"Enchantment is both the capacity of the world to charm us and the spell that comes upon us when we open ourselves to the magic in everyday experiences. An enchanted world is alive and rich in personality. It reveals itself to us in its beauty and poetic presence. Both the realm of nature and the world of manufactured things have their magic that can stun us and ultimately make life feel worth living.

"Especially in the past century, we have taken such pride in our scientific and technological achievements that we have come to imagine our entire lives as mechanical. We prize our rationality and quantifying methods, believing that they offer unmatched reliability. We have even introduced them into our arts and our psychological studies and therapies.

"But we pay a price for this kind of progress. We have lost much that quickens the heart and nurtures the imagination. Our arts are marginalized as never before. Education has been reduced to information gathering and training. Medicine neglects the soul and spirit, and focuses exclusively on the purely physical dimensions of the person, using only mechanical and chemical means of healing. Politics appears obsessed with power and money instead of genuine needs of communities. All of these aspects of modern life wound the soul and therefore decrease our humanity.

"It's tempting to respond to these serious problems with remedies that remain within the paradigm of modern culture instead of imagining an altogether different way of life. A philosophy of enchantment turns current values upside down and asks that we step outside the boundaries of contemporary wisdom. Instead of rushing into the future, we might profoundly appreciate the past, and instead of treating nature as an inert, inanimate substance, a resource for making the merely physical world, we might grant it its soul and personality. We become enchanted when we open our senses and our imaginations to the song and speech of the world.

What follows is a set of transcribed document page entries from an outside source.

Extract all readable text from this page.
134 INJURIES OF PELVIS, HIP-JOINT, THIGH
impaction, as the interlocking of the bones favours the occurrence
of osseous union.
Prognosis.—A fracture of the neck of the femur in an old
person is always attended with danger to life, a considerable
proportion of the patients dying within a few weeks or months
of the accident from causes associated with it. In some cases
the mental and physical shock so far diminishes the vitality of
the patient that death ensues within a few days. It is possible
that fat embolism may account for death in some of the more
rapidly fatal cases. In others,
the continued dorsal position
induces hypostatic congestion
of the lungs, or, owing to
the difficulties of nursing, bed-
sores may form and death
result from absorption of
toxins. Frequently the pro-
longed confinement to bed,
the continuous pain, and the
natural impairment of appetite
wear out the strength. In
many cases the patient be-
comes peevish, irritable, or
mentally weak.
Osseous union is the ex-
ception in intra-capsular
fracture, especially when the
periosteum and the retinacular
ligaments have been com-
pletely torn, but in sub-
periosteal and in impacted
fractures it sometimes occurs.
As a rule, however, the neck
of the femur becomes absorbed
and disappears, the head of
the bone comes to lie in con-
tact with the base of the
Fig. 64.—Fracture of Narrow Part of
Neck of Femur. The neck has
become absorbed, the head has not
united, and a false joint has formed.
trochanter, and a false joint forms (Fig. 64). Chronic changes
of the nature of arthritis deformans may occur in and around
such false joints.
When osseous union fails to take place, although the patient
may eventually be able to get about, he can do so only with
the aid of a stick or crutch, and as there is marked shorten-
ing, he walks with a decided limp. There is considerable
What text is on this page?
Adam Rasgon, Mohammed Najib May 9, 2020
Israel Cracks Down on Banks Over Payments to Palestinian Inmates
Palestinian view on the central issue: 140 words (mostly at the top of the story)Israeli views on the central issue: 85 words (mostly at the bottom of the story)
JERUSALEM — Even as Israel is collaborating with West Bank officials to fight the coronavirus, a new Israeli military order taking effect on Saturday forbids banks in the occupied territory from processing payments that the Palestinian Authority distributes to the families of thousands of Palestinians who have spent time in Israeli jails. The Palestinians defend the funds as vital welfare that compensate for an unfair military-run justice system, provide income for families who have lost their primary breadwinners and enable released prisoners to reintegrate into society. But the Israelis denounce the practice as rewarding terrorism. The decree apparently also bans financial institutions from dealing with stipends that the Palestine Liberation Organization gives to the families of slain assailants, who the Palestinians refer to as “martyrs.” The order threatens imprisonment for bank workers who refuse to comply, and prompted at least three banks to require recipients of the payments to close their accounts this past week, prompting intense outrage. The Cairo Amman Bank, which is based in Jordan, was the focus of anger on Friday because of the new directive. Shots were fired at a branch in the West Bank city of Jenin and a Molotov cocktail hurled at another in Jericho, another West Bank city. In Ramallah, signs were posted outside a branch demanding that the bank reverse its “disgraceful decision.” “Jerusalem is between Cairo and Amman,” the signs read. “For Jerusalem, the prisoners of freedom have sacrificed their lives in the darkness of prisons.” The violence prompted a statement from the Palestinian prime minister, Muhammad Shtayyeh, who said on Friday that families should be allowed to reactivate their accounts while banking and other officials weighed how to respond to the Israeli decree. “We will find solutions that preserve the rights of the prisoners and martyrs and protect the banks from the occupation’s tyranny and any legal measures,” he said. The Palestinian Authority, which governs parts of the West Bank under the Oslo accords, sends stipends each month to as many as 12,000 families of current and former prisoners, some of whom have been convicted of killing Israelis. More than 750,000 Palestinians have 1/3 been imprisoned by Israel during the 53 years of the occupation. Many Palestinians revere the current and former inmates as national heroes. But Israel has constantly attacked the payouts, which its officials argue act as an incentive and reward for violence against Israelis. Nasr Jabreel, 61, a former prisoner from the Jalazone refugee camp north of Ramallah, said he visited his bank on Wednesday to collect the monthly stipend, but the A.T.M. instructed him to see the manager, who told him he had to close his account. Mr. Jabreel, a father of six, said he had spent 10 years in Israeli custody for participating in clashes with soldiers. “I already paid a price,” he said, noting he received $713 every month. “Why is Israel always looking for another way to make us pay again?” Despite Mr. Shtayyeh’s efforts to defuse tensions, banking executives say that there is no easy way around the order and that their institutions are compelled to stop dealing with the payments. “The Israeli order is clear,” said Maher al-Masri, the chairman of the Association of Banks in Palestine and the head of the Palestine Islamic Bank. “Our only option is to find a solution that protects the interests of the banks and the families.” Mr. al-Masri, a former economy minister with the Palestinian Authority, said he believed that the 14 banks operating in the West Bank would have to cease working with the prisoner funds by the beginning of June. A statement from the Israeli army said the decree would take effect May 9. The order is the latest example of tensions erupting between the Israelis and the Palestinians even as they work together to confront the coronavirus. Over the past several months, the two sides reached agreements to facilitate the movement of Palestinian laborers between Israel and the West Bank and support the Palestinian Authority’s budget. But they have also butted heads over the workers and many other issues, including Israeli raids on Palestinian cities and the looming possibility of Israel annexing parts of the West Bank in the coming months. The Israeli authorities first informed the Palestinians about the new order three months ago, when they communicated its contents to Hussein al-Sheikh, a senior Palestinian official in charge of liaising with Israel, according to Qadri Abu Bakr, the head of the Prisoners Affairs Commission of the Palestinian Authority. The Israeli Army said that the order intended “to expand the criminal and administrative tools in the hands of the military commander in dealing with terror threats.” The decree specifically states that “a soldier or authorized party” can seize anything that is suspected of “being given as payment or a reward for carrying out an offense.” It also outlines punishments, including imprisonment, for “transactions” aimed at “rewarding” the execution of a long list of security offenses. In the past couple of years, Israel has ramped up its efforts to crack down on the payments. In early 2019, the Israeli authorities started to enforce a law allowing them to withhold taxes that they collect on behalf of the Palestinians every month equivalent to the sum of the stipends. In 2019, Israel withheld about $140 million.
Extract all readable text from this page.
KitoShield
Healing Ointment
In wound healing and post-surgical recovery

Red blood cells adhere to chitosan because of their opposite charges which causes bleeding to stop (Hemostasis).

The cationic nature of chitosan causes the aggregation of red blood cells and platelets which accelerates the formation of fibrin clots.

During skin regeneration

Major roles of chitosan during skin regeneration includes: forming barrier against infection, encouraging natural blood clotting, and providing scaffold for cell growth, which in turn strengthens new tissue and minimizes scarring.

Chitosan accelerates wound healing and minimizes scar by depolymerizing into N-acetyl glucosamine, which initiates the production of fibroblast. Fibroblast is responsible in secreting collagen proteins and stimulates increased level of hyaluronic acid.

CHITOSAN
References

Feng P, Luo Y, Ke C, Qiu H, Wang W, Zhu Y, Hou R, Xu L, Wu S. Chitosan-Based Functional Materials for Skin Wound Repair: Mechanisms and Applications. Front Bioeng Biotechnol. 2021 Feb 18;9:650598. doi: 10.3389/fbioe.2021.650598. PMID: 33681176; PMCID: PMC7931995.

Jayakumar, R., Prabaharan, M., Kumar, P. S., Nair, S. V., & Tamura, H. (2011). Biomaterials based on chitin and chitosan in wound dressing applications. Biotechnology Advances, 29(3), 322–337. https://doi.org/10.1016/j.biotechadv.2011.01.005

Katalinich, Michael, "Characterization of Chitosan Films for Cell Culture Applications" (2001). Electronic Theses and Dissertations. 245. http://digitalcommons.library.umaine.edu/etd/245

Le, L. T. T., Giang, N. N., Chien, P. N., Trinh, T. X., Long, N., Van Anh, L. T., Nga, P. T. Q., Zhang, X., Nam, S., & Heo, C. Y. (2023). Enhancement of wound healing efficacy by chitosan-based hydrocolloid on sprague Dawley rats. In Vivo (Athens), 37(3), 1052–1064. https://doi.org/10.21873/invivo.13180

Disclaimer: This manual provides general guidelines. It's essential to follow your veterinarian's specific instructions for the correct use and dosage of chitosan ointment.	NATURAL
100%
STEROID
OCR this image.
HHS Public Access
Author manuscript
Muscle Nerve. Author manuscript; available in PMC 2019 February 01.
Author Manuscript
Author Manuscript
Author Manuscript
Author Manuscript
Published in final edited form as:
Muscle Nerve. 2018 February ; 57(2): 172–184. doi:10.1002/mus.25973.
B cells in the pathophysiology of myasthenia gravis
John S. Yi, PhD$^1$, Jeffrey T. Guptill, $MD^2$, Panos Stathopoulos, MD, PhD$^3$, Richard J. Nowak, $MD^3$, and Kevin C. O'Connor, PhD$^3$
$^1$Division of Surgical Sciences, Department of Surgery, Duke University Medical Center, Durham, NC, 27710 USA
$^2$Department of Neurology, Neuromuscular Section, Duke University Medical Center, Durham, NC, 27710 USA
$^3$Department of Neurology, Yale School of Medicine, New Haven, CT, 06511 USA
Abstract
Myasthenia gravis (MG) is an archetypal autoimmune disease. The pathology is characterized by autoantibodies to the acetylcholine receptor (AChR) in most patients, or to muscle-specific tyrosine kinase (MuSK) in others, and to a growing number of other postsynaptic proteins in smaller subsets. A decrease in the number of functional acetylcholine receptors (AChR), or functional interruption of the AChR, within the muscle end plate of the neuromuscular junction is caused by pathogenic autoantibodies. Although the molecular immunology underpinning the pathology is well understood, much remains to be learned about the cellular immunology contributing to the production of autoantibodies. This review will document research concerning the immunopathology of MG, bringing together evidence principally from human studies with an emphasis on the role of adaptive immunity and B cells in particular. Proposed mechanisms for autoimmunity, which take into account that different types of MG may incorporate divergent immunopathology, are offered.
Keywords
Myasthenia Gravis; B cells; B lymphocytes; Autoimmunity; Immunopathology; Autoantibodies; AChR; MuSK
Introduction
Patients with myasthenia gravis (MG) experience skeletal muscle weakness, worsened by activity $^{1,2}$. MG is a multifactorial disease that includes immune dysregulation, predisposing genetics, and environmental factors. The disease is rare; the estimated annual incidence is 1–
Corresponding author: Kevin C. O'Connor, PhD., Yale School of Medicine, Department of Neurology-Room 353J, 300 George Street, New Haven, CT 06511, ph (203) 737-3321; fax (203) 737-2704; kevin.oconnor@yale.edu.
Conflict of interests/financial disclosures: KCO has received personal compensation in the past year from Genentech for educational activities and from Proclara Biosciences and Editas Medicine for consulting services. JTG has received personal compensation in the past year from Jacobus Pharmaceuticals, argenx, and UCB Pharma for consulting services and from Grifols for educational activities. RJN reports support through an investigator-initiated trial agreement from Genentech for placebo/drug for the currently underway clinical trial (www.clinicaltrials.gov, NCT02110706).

"To live in an enchanting world we also have to assume a receptive posture rather than an exclusively active one. We can become skilled at allowing the world in, taking its secrets to heart and finding power outside of ourselves. This is the chief teaching of the magus, that neglected visionary who has explored the secret potentialities of nature and human ingenuity in every period of history and in every culture. When, emptied of the hubris of modernism, we enjoy the role of being a conduit for the powers that lie outside us, the world floods us with its wisdom and support.

"In an enchanted state, we speak with a voice far deeper than that of the scheming ego and the work we do is the product of many hands — those of the figures of one's own soul and of nature, depicted enchantingly in religion and art as angels, little people, daimons, and spirits."